Just out of curiosity, what is the max payload in weight for the 757s and the 737ng/320 family?

My experience with HP in PHX was that the 757s never had to leave cargo behind. The 320s/319s were always weight restricted if they were going to the east coast and sometimes we would never get any cargo on.

And with the 737s, belly space would be an issue( I have only been in the bins of the-200s/300s). When fully booked, there just isnt much more room for cargo on the 737s.

My point is that the 757 may still have an advantage of the 737/320 families because of payload. At HP I have off loaded/loaded everything from seafood, automobile parts, spare tires for the aircraft, and even signs for a casino that were changing planes in PHX! Cant remember if it was to or from LAS.

I guess that the 757 may cost about 20% more to operate, but if a operator has an extensive cargo op also, the 757 could make up for it's extra fuel burn with cargo revenue the 737/320 may not be able to provide.

Also, the 757 seemed to have a generous CG(Center of Gravity) window. Where as the Airbuses(especially the 319) seemed to wanted to be loaded front heavy, and the 737s had to be around 50/50.(It has been a while, please correct me on this if I am wrong!)


User currently offlineConcordeBoy From , joined Dec 1969, posts, RR:
Reply 17, posted (9 years 5 months 2 weeks 6 days 7 hours ago) and read 1930 times:

Quoting Yyz717 (Reply 7):
3. No effort was made to market a 753PF.

...while I agree with you on most of the others, I certainly wouldn't call this one a mistake!


User currently offlineAADC10 From United States of America, joined Nov 2004, 2098 posts, RR: 0
Reply 18, posted (9 years 5 months 2 weeks 6 days 7 hours ago) and read 1896 times:

Quoting Yyz717 (Reply 7):
Any or all of these factors could have resulted in addl orders for the 757 program.

I think the main reasons for the demise of the 757 were more the canibalization of the market with the 738, as previously mentioned. It is more flexible to have commonality with the ubiquitous 737 than the less useful 757 commonality with the 767. The 737 pilots earn less pay too.


User currently offlineTavong From Colombia, joined Jul 2001, 836 posts, RR: 4
Reply 19, posted (9 years 5 months 2 weeks 5 days 23 hours ago) and read 1743 times:

Quoting Orion737 (Reply 14):
There was life left in the 757. I see no other aircraft which does the same job as the 757 available on the market. The 321 does not do the same job as the 757, it has less range and carries less passengers besides it having poor field performance compared to the larger 757 which can get in and out of smaller airfields.

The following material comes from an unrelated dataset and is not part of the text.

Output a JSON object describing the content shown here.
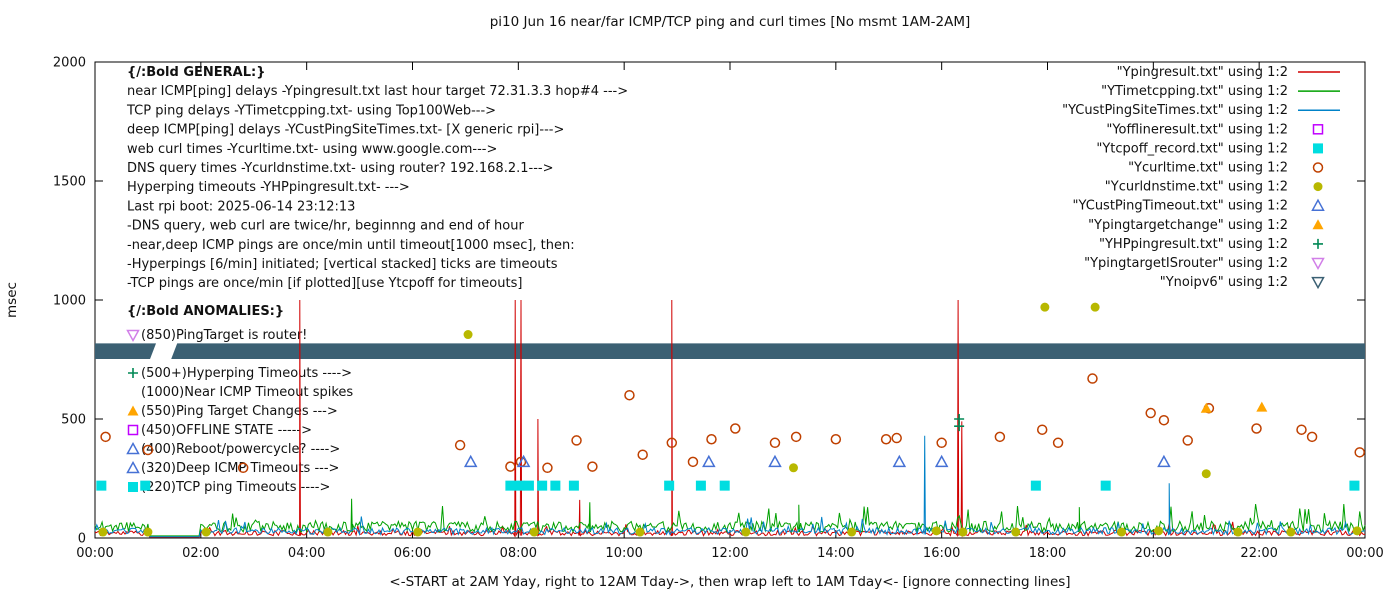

In fact you're rigth with this issue, the 757 is a excellent aircraft with an excellent TO capabilities (no plane can TO from BOG has a 757 does) the A321 and Also the 737-800 can't match the capabilities of the 757 BUT in fact not much airlines need that extra capabilities has much has to choose a different plane, so the B757 needed to die (a shame tougth) in fact has said before, altougth the 757 is a great aircraft, Boeing would be affecting the 737 line (specially the 737-900 and the -900X derivative if i ever flies) keeping the 757 open, see B717/B736 has an example so i really don't think Boeing would be marketing two planes competing directly and hurting both programs. (and the 737-800 has being selling very well so imagine if Boeing doesn't decide to defend this plane)

Gus
SKBO



Colombian coffee, the best...take a cup and you will see how delicious it is.
User currently offlineJwenting From Netherlands, joined Apr 2001, 10213 posts, RR: 19
Reply 20, posted (9 years 5 months 2 weeks 5 days 20 hours ago) and read 1661 times:

Quoting AADC10 (Reply 18):
Any or all of these factors could have resulted in addl orders for the 757 program.

In order to keep a production line profitable you don't just need orders, you need a particular volume of orders.
Maybe Boeing could have gotten orders for one or two aircraft a year, but that would mean them running the line at a loss.